Por fim, com o novo conceito de incapacidade trazido pela Lei 12.470/2011, a qual alterou a redação do §2º, bem como incluiu o §10, ambos do art. 20, da Lei 8.742/93, aparentemente, não subsistirão as discussões a respeito da possibilidade de concessão do benefício assistencial aos transitoriamente incapazes. Isso porque, com a Lei 12.470/2011, pessoa com deficiência passou a ser aquela que tem impedimentos de longo prazo, o qual é caracterizado como o impedimento que produza efeitos pelo prazo mínimo de 2 (dois) anos, conforme art. 20, §10, Lei 8.742/93 (BRASIL, 1993).
De fato, a nova redação do art. 20, §2 da Lei 8.742/93, conferida pela Lei 12.470/2011, permitiu claramente que uma pessoa detentora de incapacidade parcial e/ou temporária faça jus ao benefício de prestação continuada, desde que demonstre, em síntese, a sua dificuldade de recolocação no mercado de trabalho competitivo, considerando seu nível cultural associado à patologia da qual é portador, bem como as demais barreiras existentes na sociedade, como acesso físico dentro das cidades e acesso à qualificação profissional.

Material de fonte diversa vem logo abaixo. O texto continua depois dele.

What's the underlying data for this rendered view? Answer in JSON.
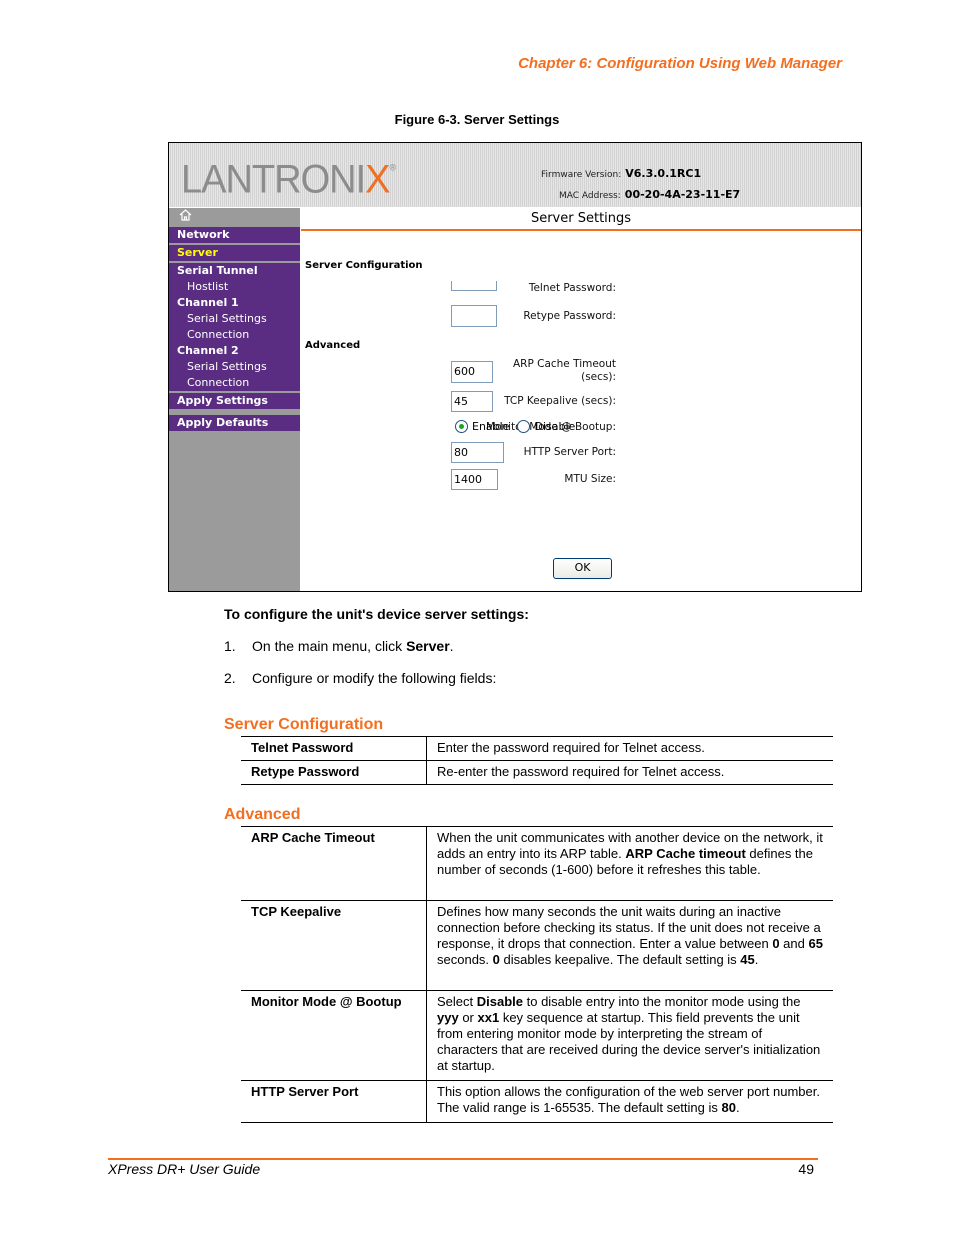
{
  "header": {
    "chapter": "Chapter 6: Configuration Using Web Manager"
  },
  "figure": {
    "caption": "Figure 6-3. Server Settings"
  },
  "screenshot": {
    "logo": {
      "text_main": "LANTRONI",
      "text_accent": "X",
      "registered": "®"
    },
    "firmware_label": "Firmware Version:",
    "firmware_value": "V6.3.0.1RC1",
    "mac_label": "MAC Address:",
    "mac_value": "00-20-4A-23-11-E7",
    "home_icon": "home-icon",
    "nav": {
      "network": "Network",
      "server": "Server",
      "serial_tunnel": "Serial Tunnel",
      "hostlist": "Hostlist",
      "channel1": "Channel 1",
      "ch1_serial": "Serial Settings",
      "ch1_connection": "Connection",
      "channel2": "Channel 2",
      "ch2_serial": "Serial Settings",
      "ch2_connection": "Connection",
      "apply_settings": "Apply Settings",
      "apply_defaults": "Apply Defaults"
    },
    "page_title": "Server Settings",
    "sections": {
      "server_config": "Server Configuration",
      "advanced": "Advanced"
    },
    "fields": {
      "telnet_password": {
        "label": "Telnet Password:",
        "value": ""
      },
      "retype_password": {
        "label": "Retype Password:",
        "value": ""
      },
      "arp_timeout": {
        "label_line1": "ARP Cache Timeout",
        "label_line2": "(secs):",
        "value": "600"
      },
      "tcp_keepalive": {
        "label": "TCP Keepalive (secs):",
        "value": "45"
      },
      "monitor_mode": {
        "label": "Monitor Mode @ Bootup:",
        "options": [
          "Enable",
          "Disable"
        ],
        "selected": "Enable"
      },
      "http_port": {
        "label": "HTTP Server Port:",
        "value": "80"
      },
      "mtu_size": {
        "label": "MTU Size:",
        "value": "1400"
      }
    },
    "ok_button": "OK"
  },
  "instructions": {
    "heading": "To configure the unit's device server settings:",
    "steps": [
      {
        "num": "1.",
        "text_before": "On the main menu, click ",
        "bold": "Server",
        "text_after": "."
      },
      {
        "num": "2.",
        "text_before": "Configure or modify the following fields:",
        "bold": "",
        "text_after": ""
      }
    ]
  },
  "tables": {
    "server_config": {
      "title": "Server Configuration",
      "rows": [
        {
          "field": "Telnet Password",
          "desc": "Enter the password required for Telnet access."
        },
        {
          "field": "Retype Password",
          "desc": "Re-enter the password required for Telnet access."
        }
      ]
    },
    "advanced": {
      "title": "Advanced",
      "rows": [
        {
          "field": "ARP Cache Timeout",
          "desc_parts": [
            "When the unit communicates with another device on the network, it adds an entry into its ARP table. ",
            "ARP Cache timeout",
            " defines the number of seconds (1-600) before it refreshes this table."
          ]
        },
        {
          "field": "TCP Keepalive",
          "desc_parts": [
            "Defines how many seconds the unit waits during an inactive connection before checking its status. If the unit does not receive a response, it drops that connection. Enter a value between ",
            "0",
            " and ",
            "65",
            " seconds. ",
            "0",
            " disables keepalive. The default setting is ",
            "45",
            "."
          ]
        },
        {
          "field": "Monitor Mode @ Bootup",
          "desc_parts": [
            "Select ",
            "Disable",
            " to disable entry into the monitor mode using the ",
            "yyy",
            " or ",
            "xx1",
            " key sequence at startup. This field prevents the unit from entering monitor mode by interpreting the stream of characters that are received during the device server's initialization at startup."
          ]
        },
        {
          "field": "HTTP Server Port",
          "desc_parts": [
            "This option allows the configuration of the web server port number. The valid range is 1-65535. The default setting is ",
            "80",
            "."
          ]
        }
      ]
    }
  },
  "footer": {
    "title": "XPress DR+ User Guide",
    "page": "49"
  },
  "colors": {
    "accent_orange": "#f26f21",
    "nav_purple": "#5a2d82",
    "nav_active": "#ffff00",
    "sidebar_gray": "#9b9b9b"
  }
}
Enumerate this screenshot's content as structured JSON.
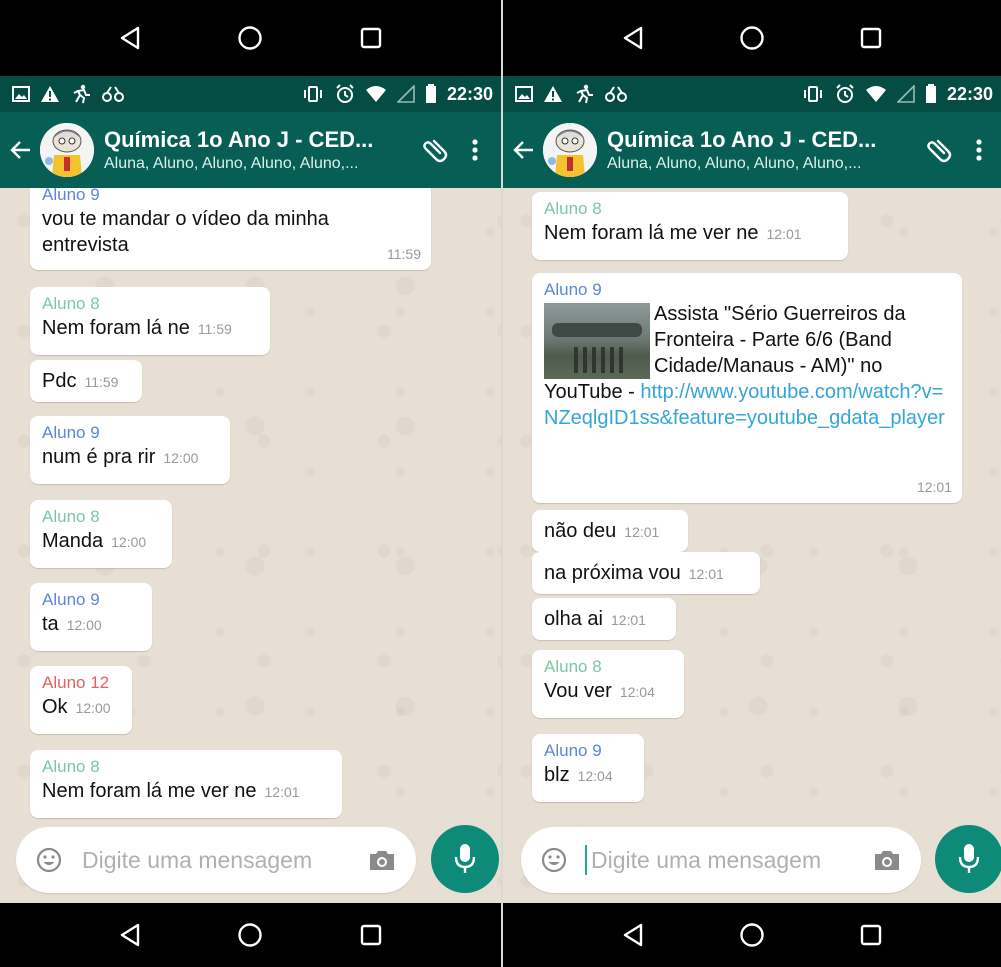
{
  "colors": {
    "header": "#075e54",
    "statusbar": "#054d44",
    "chat_bg": "#e8dfd4",
    "mic": "#0e8a78",
    "sender_aluno9": "#5c87d6",
    "sender_aluno8": "#7cc6a6",
    "sender_aluno12": "#e0625e",
    "link": "#34a5d8"
  },
  "status": {
    "time": "22:30"
  },
  "chat": {
    "title": "Química 1o Ano J - CED...",
    "subtitle": "Aluna, Aluno, Aluno, Aluno, Aluno,..."
  },
  "composer": {
    "placeholder": "Digite uma mensagem"
  },
  "left_messages": [
    {
      "sender": "Aluno 9",
      "text": "vou te mandar o  vídeo da minha entrevista",
      "time": "11:59"
    },
    {
      "sender": "Aluno 8",
      "text": "Nem foram lá ne",
      "time": "11:59"
    },
    {
      "text": "Pdc",
      "time": "11:59"
    },
    {
      "sender": "Aluno 9",
      "text": "num é pra rir",
      "time": "12:00"
    },
    {
      "sender": "Aluno 8",
      "text": "Manda",
      "time": "12:00"
    },
    {
      "sender": "Aluno 9",
      "text": "ta",
      "time": "12:00"
    },
    {
      "sender": "Aluno 12",
      "text": "Ok",
      "time": "12:00"
    },
    {
      "sender": "Aluno 8",
      "text": "Nem foram lá me ver ne",
      "time": "12:01"
    }
  ],
  "right_messages": [
    {
      "sender": "Aluno 8",
      "text": "Nem foram lá me ver ne",
      "time": "12:01"
    },
    {
      "sender": "Aluno 9",
      "text": "Assista \"Sério Guerreiros da Fronteira - Parte 6/6 (Band Cidade/Manaus - AM)\" no YouTube - ",
      "link": "http://www.youtube.com/watch?v=NZeqlgID1ss&feature=youtube_gdata_player",
      "time": "12:01"
    },
    {
      "text": "não deu",
      "time": "12:01"
    },
    {
      "text": "na próxima vou",
      "time": "12:01"
    },
    {
      "text": "olha ai",
      "time": "12:01"
    },
    {
      "sender": "Aluno 8",
      "text": "Vou ver",
      "time": "12:04"
    },
    {
      "sender": "Aluno 9",
      "text": "blz",
      "time": "12:04"
    }
  ]
}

Desta forma, à luz das recentes alterações da Lei Orgânica da Assistência Social (leis 12.435 e 12.470, ambas de 2011), pessoa com deficiência passa a ser aquela incapacitada, total ou parcialmente, de forma definitiva ou temporária, em razão de impedimentos de natureza física, mental, intelectual ou sensorial, os quais, em interação com diversas barreiras, obstruem sua participação plena e efetiva na sociedade em igualdades de condições com as demais pessoas.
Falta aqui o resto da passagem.